The 151st Independent Tank Regiment is a good example of the use of the Valentine IX in combat. This tank regiment had a mixed composition: in addition to 6 Valentine IX tanks it had 4 Valentine III and 10 “M3 light” (likely the Light Tank M3A1). On March 26th, the regiment crossed the Gron river alongside the 9th Guards Cavalry Division. The tanks drove for 48 km that day and settled down in near the Rendva village in Slovakia. Fighting alongside the cavalry, the tanks pursued their retreating enemy, periodically getting into skirmishes. 30 German soldiers and officers were killed on April 3rd during the battle for Trnava. Šaštín-Stráže was taken on April 4th at the cost of one Valentine III and 1 M3 Light. 4 crewmen were killed, 5 were wounded.
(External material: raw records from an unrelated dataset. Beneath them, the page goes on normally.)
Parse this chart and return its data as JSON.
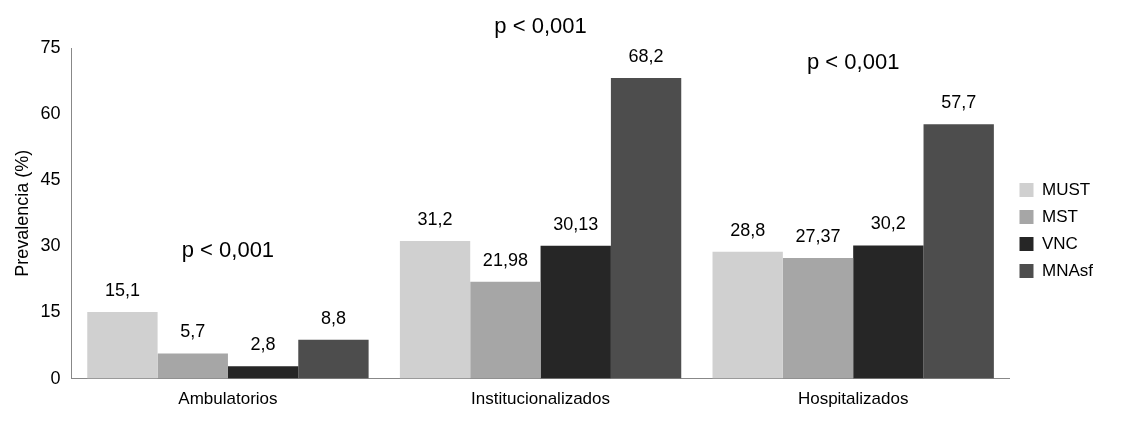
{
  "chart_data": {
    "type": "bar",
    "ylabel": "Prevalencia (%)",
    "categories": [
      "Ambulatorios",
      "Institucionalizados",
      "Hospitalizados"
    ],
    "series": [
      {
        "name": "MUST",
        "color": "#d0d0d0",
        "values": [
          15.1,
          31.2,
          28.8
        ],
        "value_labels": [
          "15,1",
          "31,2",
          "28,8"
        ]
      },
      {
        "name": "MST",
        "color": "#a6a6a6",
        "values": [
          5.7,
          21.98,
          27.37
        ],
        "value_labels": [
          "5,7",
          "21,98",
          "27,37"
        ]
      },
      {
        "name": "VNC",
        "color": "#262626",
        "values": [
          2.8,
          30.13,
          30.2
        ],
        "value_labels": [
          "2,8",
          "30,13",
          "30,2"
        ]
      },
      {
        "name": "MNAsf",
        "color": "#4d4d4d",
        "values": [
          8.8,
          68.2,
          57.7
        ],
        "value_labels": [
          "8,8",
          "68,2",
          "57,7"
        ]
      }
    ],
    "ylim": [
      0,
      75
    ],
    "yticks": [
      0,
      15,
      30,
      45,
      60,
      75
    ],
    "grid": false,
    "legend": "right",
    "annotations": [
      "p < 0,001",
      "p < 0,001",
      "p < 0,001"
    ]
  }
}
Battles for Lanzhot in Czechia were much more heated. The regiment took an active part in the fighting for the city on April 11th, losing one Valentine IX and 2 Valentine III burned up and 1 Valentine IX and 1 M3 Light knocked out. One enemy tank was destroyed with return fire, one knocked out, and up to 80 soldiers and officers plus one armoured troop carrier were destroyed. Fighting for Trvonice cost two knocked out Valentines and two M3 Lights. In return, the Soviet tankers destroyed 145 soldiers and officers, an anti-tank gun, and an APC. The regiment fought on until April 19th, when orders were given to transfer the tanks to the 9th Guards Cavalry Division. During its fighting career, the regiment claimed 5 burned up and 1 knocked out Panther tanks and 380 enemy soldiers and officer.
Only one Valentine IX from the Red Army survives to this day. This tank fell into the Varta river in January of 1945. Tank T.122834 produced by Elswick Works in February of 1943 came into the USSR through Iran on December 29th, 1943. Presently it is being restored by a Polish collector.